Train your volunteers. Send all your volunteers to poll worker training and work with your elections official to schedule training sessions.
o Develop and distribute a list of emergency numbers to be used on Election Day. This should include phone numbers for site operators, organization staff, elections officials staff, etc.
It’s time to get the word out! Outreach involves the creation of public awareness for your event. There are many ways to go about building awareness for your event, from flyers to social media to face-to-face contact. Flyers are the classic attention-getter in urban locales, and a well-designed flyer can catch many eyes if placed in a spot with high foot traffic.
Social media can also be a valuable resource for outreach, with platforms such as Facebook, Twitter, and NextDoor allowing easy re-posting of your event’s information to other people’s social media feeds. However, face-to-face contact can generate a word-of-mouth buzz and is perhaps the most valuable kind of outreach as it denotes that the community is genuinely interested in your efforts. Whatever form your outreach takes, make sure to promote the programming activities and spread the word.

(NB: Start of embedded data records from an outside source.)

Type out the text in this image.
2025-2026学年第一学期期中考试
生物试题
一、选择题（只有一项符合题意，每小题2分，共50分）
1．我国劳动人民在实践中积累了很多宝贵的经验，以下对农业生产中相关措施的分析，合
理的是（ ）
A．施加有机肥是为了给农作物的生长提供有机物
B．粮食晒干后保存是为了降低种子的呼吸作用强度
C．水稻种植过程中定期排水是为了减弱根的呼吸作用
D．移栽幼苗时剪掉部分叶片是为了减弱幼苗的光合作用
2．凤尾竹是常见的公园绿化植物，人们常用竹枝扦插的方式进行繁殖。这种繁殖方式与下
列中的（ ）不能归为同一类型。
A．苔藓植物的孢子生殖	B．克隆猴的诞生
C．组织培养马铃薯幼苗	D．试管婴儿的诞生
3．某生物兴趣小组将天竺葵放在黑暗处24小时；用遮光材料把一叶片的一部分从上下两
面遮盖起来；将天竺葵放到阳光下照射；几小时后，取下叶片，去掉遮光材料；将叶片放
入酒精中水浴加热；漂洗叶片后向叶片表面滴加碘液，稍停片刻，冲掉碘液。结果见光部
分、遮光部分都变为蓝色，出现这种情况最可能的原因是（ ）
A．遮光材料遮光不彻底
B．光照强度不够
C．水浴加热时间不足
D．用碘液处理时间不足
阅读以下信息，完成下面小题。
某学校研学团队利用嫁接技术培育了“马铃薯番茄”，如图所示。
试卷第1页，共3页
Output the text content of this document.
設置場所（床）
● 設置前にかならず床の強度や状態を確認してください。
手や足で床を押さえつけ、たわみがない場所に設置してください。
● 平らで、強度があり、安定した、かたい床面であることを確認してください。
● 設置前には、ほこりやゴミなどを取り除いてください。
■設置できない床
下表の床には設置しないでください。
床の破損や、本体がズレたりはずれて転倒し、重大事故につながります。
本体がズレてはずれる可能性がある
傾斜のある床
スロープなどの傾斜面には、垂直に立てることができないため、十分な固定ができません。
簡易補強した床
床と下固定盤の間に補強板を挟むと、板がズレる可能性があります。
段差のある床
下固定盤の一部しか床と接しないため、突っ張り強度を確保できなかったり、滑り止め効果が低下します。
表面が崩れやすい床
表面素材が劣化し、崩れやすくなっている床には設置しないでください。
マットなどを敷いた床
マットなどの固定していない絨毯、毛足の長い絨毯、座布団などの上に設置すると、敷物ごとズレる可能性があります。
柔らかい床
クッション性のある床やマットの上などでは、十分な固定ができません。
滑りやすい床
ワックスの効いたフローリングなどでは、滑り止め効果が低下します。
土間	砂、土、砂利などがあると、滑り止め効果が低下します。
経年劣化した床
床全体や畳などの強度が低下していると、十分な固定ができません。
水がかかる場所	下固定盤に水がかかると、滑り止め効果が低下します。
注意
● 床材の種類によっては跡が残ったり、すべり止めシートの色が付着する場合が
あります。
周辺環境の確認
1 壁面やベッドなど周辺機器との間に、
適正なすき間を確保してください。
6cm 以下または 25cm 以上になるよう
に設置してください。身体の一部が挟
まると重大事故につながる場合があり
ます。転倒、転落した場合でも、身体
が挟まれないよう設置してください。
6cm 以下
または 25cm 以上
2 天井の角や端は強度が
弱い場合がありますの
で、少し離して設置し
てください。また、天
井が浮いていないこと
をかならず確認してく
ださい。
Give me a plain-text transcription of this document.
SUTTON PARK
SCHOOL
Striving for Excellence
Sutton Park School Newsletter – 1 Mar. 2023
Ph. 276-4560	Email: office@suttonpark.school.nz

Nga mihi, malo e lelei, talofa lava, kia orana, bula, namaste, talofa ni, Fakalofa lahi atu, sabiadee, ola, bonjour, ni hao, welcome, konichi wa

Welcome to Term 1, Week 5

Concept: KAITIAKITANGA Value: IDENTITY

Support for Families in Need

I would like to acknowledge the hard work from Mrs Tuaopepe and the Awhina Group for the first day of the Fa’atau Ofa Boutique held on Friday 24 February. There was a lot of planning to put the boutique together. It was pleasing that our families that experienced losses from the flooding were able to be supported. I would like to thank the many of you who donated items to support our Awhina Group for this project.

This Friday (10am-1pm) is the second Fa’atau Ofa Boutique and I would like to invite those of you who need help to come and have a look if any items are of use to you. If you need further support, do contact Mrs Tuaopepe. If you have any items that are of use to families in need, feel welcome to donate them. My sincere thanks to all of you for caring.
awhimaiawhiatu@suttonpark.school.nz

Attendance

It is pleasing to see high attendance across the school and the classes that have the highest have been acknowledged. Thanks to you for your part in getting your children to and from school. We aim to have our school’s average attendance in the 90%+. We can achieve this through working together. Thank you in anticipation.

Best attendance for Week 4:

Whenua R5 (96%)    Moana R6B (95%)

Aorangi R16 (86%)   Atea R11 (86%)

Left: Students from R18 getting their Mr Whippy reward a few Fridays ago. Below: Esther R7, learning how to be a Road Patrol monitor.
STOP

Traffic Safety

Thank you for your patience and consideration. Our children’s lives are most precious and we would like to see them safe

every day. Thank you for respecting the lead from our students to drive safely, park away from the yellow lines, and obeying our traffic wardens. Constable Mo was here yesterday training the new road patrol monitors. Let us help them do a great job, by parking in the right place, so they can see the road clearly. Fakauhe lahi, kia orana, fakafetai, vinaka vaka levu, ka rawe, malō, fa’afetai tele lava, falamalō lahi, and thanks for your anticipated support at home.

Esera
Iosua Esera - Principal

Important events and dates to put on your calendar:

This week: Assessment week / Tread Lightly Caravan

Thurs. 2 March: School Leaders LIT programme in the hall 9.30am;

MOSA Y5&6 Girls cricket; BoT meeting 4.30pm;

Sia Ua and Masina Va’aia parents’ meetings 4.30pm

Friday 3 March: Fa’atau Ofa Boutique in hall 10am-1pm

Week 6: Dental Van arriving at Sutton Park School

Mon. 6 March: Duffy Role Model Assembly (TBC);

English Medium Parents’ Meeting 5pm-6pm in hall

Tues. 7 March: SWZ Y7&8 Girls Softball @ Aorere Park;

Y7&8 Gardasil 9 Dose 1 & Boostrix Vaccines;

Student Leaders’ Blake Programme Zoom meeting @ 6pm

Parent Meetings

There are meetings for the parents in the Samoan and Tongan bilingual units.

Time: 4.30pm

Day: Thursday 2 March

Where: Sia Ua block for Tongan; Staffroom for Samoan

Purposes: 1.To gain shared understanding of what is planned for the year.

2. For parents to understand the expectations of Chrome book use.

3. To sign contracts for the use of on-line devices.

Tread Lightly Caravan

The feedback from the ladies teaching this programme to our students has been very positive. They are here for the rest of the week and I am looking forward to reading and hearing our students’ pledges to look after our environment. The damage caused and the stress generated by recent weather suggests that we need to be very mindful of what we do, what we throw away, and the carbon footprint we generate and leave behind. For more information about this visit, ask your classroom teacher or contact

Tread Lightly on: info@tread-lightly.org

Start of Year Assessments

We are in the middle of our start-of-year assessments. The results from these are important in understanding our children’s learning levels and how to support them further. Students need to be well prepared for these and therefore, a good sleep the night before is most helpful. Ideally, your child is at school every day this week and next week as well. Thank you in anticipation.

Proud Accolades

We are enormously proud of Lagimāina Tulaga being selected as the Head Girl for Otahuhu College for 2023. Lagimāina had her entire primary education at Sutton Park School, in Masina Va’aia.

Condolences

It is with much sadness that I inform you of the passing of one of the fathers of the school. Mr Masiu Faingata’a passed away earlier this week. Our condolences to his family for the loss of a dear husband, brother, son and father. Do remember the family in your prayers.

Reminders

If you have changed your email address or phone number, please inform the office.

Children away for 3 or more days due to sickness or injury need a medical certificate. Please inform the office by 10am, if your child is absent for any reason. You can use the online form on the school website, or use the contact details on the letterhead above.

Promote the event about two to four weeks in advance. Don’t forget to come up with a fun and unique social media hashtag so you can monitor the buzz of your event.
Neighborhood groups and associations are a great way to get the word out about your event the old-fashioned way.
Make sure you visit the surrounding businesses and residences before the event so that they know what to expect that day and maybe help spread the word too!
The big day is finally here! All the planning and hard work is about to pay off. In track and field, they teach runners to run through the tape, to keep hustling until you’re past the finish line, and that same attitude should apply to your team during the event. The event’s organizers should be prepared to arrive at the event site a few hours in advance for preparation. Ensure that any necessary deliveries or drop off of materials be done during this pre-event work time, so that the whole thing is ready to go when you open it up to the public.
Ask staff at your event location if you are able to setup the day before, this will save hours on set up and help eliminate any unpredictable mishaps.
Have event staff introduce themselves to each other and to the poll workers in person.
Make sure every person involved has two things: the event map and the schedule of activities.
At least one person should be available full-time to manage the site and handle emergencies and issues that may arise.
Congratulations! Your event is winding down, and now it is time for everyone to exhale and reflect back on the effort. Ask your elections official for data such as turnout statistics for prior elections, voter registration statistics, and list of polling place locations.
Make sure you thank your volunteers, partners, and all those that have helped make the event possible.
Create a database of all emails and contact information of interested people during the event. Send out follow up emails/newsletters to share the outcomes from this amazing day.
Work with your elections official to send a thank you letter/card to the poll workers who worked at the polling place.